History

Hospital props

Before Elliott Coleman founded the Writing Seminars in 1947, a Johns Hopkins-set novel had already cracked the best-seller list. Augusta Tucker Townsend's Miss Susie Slagle's spent half of 1939 as a best-seller and was eventually turned into a movie starring Veronica Lake. Lillian Gish played the titular Susie Slagle, who runs a boarding house where men stay while attending medical school at Johns Hopkins. The book's runaway success persuaded students to apply to the university, prompting longtime Baltimore Sun book columnist James Bready to deem it "the best possible propaganda for this institution."
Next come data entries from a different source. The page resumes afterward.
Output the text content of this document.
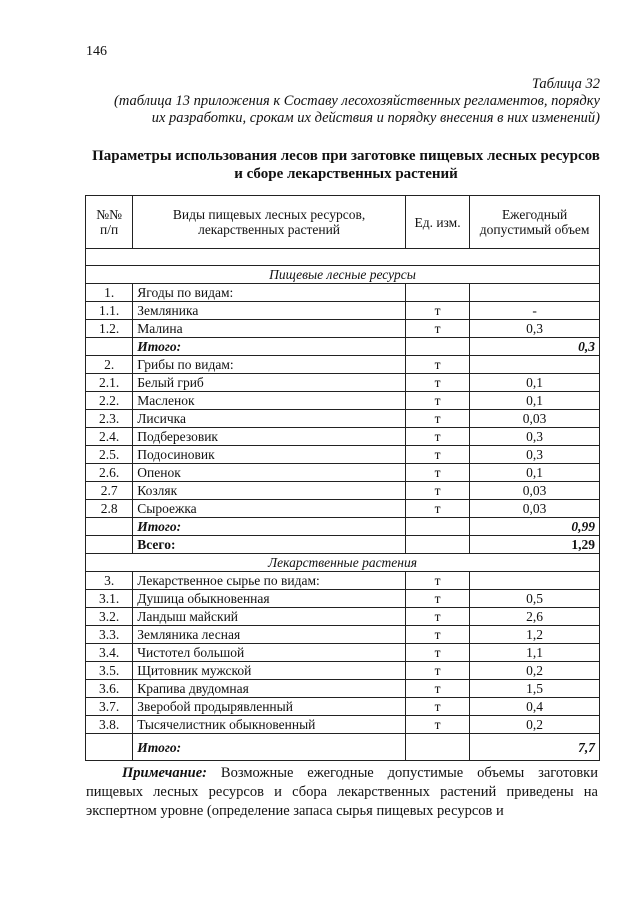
146
Таблица 32
(таблица 13 приложения к Составу лесохозяйственных регламентов, порядку их разработки, срокам их действия и порядку внесения в них изменений)
Параметры использования лесов при заготовке пищевых лесных ресурсов и сборе лекарственных растений
№№ п/п	Виды пищевых лесных ресурсов, лекарственных растений	Ед. изм.	Ежегодный допустимый объем

Пищевые лесные ресурсы			
1.	Ягоды по видам:		
1.1.	Земляника	т	-
1.2.	Малина	т	0,3
	Итого:		0,3
2.	Грибы по видам:	т	
2.1.	Белый гриб	т	0,1
2.2.	Масленок	т	0,1
2.3.	Лисичка	т	0,03
2.4.	Подберезовик	т	0,3
2.5.	Подосиновик	т	0,3
2.6.	Опенок	т	0,1
2.7	Козляк	т	0,03
2.8	Сыроежка	т	0,03
	Итого:		0,99
	Всего:		1,29
Лекарственные растения			
3.	Лекарственное сырье по видам:	т	
3.1.	Душица обыкновенная	т	0,5
3.2.	Ландыш майский	т	2,6
3.3.	Земляника лесная	т	1,2
3.4.	Чистотел большой	т	1,1
3.5.	Щитовник мужской	т	0,2
3.6.	Крапива двудомная	т	1,5
3.7.	Зверобой продырявленный	т	0,4
3.8.	Тысячелистник обыкновенный	т	0,2
	Итого:		7,7
Примечание: Возможные ежегодные допустимые объемы заготовки пищевых лесных ресурсов и сбора лекарственных растений приведены на экспертном уровне (определение запаса сырья пищевых ресурсов и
That quote comes from Leading the Way: A History of Johns Hopkins Medicine (Johns Hopkins University Press, 2012), introducing the chapter covering the East Baltimore campus from 1940 to 1988. It's more than a mere transitional anecdote, though, because author Neil A. Grauer, A&S '69, understands that the story of Johns Hopkins Medicine is a combination of its own timeline and its social reputation. The book's publication coincides with the opening of the $1.1 billion Sheikh Zayed Tower and the Charlotte R. Bloomberg Children's Center, the latest upgrades to Johns Hopkins Hospital's East Baltimore footprint, and on the heels of the hospital's 21st consecutive year atop the U.S. News & World Report's best hospitals list. Johns Hopkins Medicine is well aware of its prominence, and Grauer is savvy enough to recognize that this expectation of excellence is forged by the personalities who have learned, worked, succeeded, and tried, failed, and tried again at the hospital over the past 123 years.
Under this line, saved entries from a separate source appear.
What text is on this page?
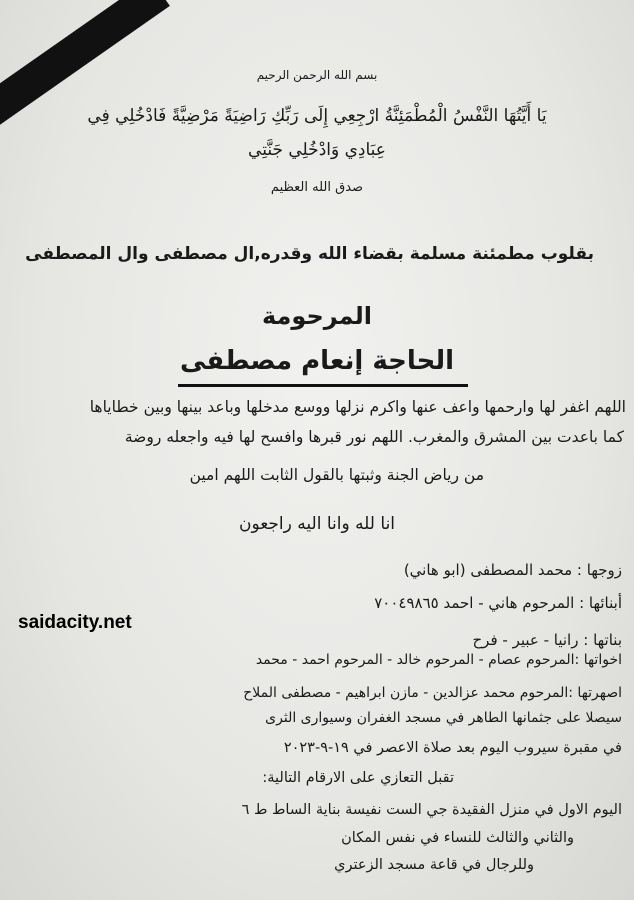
بسم الله الرحمن الرحيم
يَا أَيَّتُهَا النَّفْسُ الْمُطْمَئِنَّةُ ارْجِعِي إِلَى رَبِّكِ رَاضِيَةً مَرْضِيَّةً فَادْخُلِي فِي
عِبَادِي وَادْخُلِي جَنَّتِي
صدق الله العظيم
بقلوب مطمئنة مسلمة بقضاء الله وقدره,ال مصطفى وال المصطفى
المرحومة
الحاجة إنعام مصطفى
اللهم اغفر لها وارحمها واعف عنها واكرم نزلها ووسع مدخلها وباعد بينها وبين خطاياها
كما باعدت بين المشرق والمغرب. اللهم نور قبرها وافسح لها فيه واجعله روضة
من رياض الجنة وثبتها بالقول الثابت اللهم امين
انا لله وانا اليه راجعون
زوجها : محمد المصطفى (ابو هاني)
أبنائها : المرحوم هاني - احمد ٧٠٠٤٩٨٦٥
بناتها : رانيا - عبير - فرح
اخواتها :المرحوم عصام - المرحوم خالد - المرحوم احمد - محمد
اصهرتها :المرحوم محمد عزالدين - مازن ابراهيم - مصطفى الملاح
سيصلا على جثمانها الطاهر في مسجد الغفران وسيوارى الثرى
في مقبرة سيروب اليوم بعد صلاة الاعصر في ١٩-٩-٢٠٢٣
تقبل التعازي على الارقام التالية:
اليوم الاول في منزل الفقيدة جي الست نفيسة بناية الساط ط ٦
والثاني والثالث للنساء في نفس المكان
وللرجال في قاعة مسجد الزعتري
saidacity.net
Grauer, assistant director of editorial services in the Johns Hopkins Medicine Office of Marketing and Communications, has a sharp eye for the illuminating story, and it's the little details that make Leading the Way a refreshingly engaging read. Whether it's Victor McKusick, Med '46, leaving cardiology in the 1950s to foolishly—according to colleagues—pursue an unimportant subject called genetics, or how the hospital learns from and responds to the tragic 2001 deaths of pediatric patient Josie King and asthma study volunteer Ellen Roche, Grauer allows individual stories to add up to a bigger picture of just what sets Johns Hopkins Medicine apart from its peers.